Je suis assez admiratif de mes parents. Ils avaient envie d’y aller et ont passé outre aux réticences, celles de leurs proches, de leurs collègues, de la société routinière, conformiste et confortable. Ils ne le racontent pas comme une expédition extraordinaire, ni comme une transgression agressive. Ils s’en souviennent comme d’un temps heureux volé à la répétition des heures, comme d’un décentrement agréable de la cellule familiale. A l’époque, je n’avais pas une seconde la sensation d’effectuer un voyage exceptionnel, ni d’ouvrir les yeux sur un monde nouveau. Aujourd’hui, je les remercie d’avoir pu vivre cette aventure miniature en leur compagnie. »

Faire de la voile son métier, l’amène à être chef de projet. Il doit choisir ses équipes, trouver les investissements, construire et innover le bateau. Pour ça, il est très bon en communication et bon négociateur. Mais c’est aussi un touche-à-tout qui a besoin de tout comprendre sur son bateau.

Surprise au première abord par l’écriture plutôt haché « sujet + verbe + complément », je m’y suis finalement habituée, et le besoin d’être concis et direct correspond tout à fait au personnage. J’ai apprécié découvrir comment nait une passion, comment on peut vivre de son rêve. Je le pensais humble avant de lire ce livre mais il est plutôt très sûr de lui. Il ne vit pas les courses comme une aventure humaine avec les autres compétiteurs. Si je l’ai trouvé moins amical que dans mon idéal, il faut tout de même admirer son talent pour la voile et la connaissance de ses équipements.

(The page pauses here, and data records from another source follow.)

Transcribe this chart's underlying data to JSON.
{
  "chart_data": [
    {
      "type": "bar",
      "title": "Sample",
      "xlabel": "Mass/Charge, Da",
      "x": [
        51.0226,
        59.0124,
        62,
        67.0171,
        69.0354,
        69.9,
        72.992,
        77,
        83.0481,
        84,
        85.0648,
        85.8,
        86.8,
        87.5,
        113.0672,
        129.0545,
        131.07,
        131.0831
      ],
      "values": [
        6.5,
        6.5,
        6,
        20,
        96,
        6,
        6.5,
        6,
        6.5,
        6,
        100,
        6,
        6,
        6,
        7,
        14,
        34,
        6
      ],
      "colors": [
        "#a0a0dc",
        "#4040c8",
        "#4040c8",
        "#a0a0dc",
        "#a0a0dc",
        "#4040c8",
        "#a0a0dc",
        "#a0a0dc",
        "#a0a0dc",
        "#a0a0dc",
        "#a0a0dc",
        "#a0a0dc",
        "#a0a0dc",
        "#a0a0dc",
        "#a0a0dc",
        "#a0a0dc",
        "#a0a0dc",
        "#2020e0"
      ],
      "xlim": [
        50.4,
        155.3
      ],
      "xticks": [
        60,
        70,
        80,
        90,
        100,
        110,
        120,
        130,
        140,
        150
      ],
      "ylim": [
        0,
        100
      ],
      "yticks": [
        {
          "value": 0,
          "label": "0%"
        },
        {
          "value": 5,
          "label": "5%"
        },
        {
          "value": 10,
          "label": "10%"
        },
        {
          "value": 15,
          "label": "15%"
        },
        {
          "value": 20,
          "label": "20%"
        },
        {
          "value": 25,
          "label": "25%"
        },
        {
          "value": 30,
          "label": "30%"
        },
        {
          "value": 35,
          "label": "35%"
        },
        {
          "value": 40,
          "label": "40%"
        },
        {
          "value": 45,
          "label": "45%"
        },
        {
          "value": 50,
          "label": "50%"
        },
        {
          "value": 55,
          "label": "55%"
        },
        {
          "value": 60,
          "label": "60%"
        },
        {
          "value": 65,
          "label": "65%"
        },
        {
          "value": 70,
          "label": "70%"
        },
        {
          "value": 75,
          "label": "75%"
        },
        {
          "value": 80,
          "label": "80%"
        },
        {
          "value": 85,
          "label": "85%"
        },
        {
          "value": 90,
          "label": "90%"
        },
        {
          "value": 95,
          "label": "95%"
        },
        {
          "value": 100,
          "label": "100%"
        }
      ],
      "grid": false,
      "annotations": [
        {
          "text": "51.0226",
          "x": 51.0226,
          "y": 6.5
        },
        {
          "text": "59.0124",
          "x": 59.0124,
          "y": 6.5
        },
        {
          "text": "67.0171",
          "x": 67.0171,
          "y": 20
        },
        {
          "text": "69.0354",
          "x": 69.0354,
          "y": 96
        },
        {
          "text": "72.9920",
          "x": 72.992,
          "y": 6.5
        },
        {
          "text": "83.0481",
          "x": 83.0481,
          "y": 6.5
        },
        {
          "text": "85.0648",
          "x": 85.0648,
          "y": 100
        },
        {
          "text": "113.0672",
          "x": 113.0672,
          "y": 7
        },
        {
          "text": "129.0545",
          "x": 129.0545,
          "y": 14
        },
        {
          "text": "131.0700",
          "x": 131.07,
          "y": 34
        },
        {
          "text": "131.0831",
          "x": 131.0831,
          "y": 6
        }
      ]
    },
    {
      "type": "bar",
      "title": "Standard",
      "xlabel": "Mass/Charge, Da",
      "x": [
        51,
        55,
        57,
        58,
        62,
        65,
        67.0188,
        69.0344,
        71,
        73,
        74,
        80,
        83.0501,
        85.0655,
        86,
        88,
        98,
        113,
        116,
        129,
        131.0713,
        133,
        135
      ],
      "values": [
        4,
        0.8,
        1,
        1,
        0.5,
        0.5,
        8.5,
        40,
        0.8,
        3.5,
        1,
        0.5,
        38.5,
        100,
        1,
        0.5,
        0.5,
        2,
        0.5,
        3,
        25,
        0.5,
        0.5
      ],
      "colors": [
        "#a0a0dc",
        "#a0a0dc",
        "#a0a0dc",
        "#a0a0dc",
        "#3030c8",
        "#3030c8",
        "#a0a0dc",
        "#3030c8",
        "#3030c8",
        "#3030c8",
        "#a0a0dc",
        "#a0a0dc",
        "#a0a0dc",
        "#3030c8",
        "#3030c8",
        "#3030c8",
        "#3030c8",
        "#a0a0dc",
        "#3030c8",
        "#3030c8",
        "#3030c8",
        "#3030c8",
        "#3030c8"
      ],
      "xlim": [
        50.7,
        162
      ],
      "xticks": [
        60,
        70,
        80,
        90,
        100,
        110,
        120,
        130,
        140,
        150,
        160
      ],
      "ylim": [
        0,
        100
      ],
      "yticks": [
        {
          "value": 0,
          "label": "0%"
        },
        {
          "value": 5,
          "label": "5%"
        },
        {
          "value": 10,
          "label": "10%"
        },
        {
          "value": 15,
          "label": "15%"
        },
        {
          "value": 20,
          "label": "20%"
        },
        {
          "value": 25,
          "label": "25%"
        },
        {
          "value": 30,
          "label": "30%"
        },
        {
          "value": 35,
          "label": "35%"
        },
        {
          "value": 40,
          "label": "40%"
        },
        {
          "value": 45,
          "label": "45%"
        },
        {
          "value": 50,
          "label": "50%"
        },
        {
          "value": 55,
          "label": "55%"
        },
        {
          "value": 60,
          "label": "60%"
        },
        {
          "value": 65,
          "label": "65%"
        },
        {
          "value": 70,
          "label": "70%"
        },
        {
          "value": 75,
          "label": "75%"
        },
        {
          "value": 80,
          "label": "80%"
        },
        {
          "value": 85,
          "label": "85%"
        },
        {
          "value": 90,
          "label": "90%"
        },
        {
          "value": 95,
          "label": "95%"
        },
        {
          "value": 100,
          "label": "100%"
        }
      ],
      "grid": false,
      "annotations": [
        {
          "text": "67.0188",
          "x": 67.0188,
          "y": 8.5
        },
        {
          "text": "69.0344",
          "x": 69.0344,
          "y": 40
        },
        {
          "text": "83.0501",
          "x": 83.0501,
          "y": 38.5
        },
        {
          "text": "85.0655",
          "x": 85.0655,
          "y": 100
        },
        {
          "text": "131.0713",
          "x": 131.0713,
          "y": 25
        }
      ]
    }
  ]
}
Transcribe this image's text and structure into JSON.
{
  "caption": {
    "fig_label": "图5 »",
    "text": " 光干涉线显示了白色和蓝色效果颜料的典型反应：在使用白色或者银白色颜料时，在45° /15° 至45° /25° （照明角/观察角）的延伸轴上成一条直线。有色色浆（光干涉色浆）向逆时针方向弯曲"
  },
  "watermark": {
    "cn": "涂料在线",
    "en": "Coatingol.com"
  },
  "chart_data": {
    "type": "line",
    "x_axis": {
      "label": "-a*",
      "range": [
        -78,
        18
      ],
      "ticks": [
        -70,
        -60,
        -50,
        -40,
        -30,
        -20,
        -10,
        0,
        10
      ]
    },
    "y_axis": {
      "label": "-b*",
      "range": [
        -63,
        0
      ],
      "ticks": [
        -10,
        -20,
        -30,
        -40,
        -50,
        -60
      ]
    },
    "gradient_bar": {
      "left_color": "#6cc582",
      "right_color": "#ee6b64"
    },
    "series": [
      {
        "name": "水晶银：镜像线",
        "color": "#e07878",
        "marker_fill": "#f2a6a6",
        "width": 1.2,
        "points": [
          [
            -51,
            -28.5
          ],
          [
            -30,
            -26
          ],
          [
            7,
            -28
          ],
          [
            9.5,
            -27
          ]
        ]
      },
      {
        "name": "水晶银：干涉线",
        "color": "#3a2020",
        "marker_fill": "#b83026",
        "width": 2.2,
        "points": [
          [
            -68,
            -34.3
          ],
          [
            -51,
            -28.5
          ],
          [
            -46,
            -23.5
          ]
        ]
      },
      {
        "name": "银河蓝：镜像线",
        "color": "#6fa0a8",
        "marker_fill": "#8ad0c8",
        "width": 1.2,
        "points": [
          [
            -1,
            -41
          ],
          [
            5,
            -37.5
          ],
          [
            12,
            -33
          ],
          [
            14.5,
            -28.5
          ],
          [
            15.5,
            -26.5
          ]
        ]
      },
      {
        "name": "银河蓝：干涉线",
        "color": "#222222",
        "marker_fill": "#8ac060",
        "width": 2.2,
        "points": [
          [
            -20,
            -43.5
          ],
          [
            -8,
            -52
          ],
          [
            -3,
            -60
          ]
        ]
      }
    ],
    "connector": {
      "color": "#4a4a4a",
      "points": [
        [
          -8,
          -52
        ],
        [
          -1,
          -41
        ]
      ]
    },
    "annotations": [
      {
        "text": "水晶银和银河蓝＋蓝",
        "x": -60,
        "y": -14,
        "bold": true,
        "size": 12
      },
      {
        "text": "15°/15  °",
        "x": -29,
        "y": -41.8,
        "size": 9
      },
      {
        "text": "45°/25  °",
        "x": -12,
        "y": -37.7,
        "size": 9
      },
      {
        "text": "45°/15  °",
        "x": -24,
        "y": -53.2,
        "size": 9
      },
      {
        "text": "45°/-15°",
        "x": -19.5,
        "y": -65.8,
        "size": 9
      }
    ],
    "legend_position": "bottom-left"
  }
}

Même s’il a un sacré caractère et est souvent absent, je pourrai faire un effort s’il souhaite être mon compagnon… Aucun commentaire reçu du principal concerné.

Une très bonne lecture !

Pour info, François Gabart navigue toujours sur Macif. Il est actuellement à bord d’un Ultim effectuant la Brest-Atlantique ralliant Brest, Rio de Janeiro et le Cap.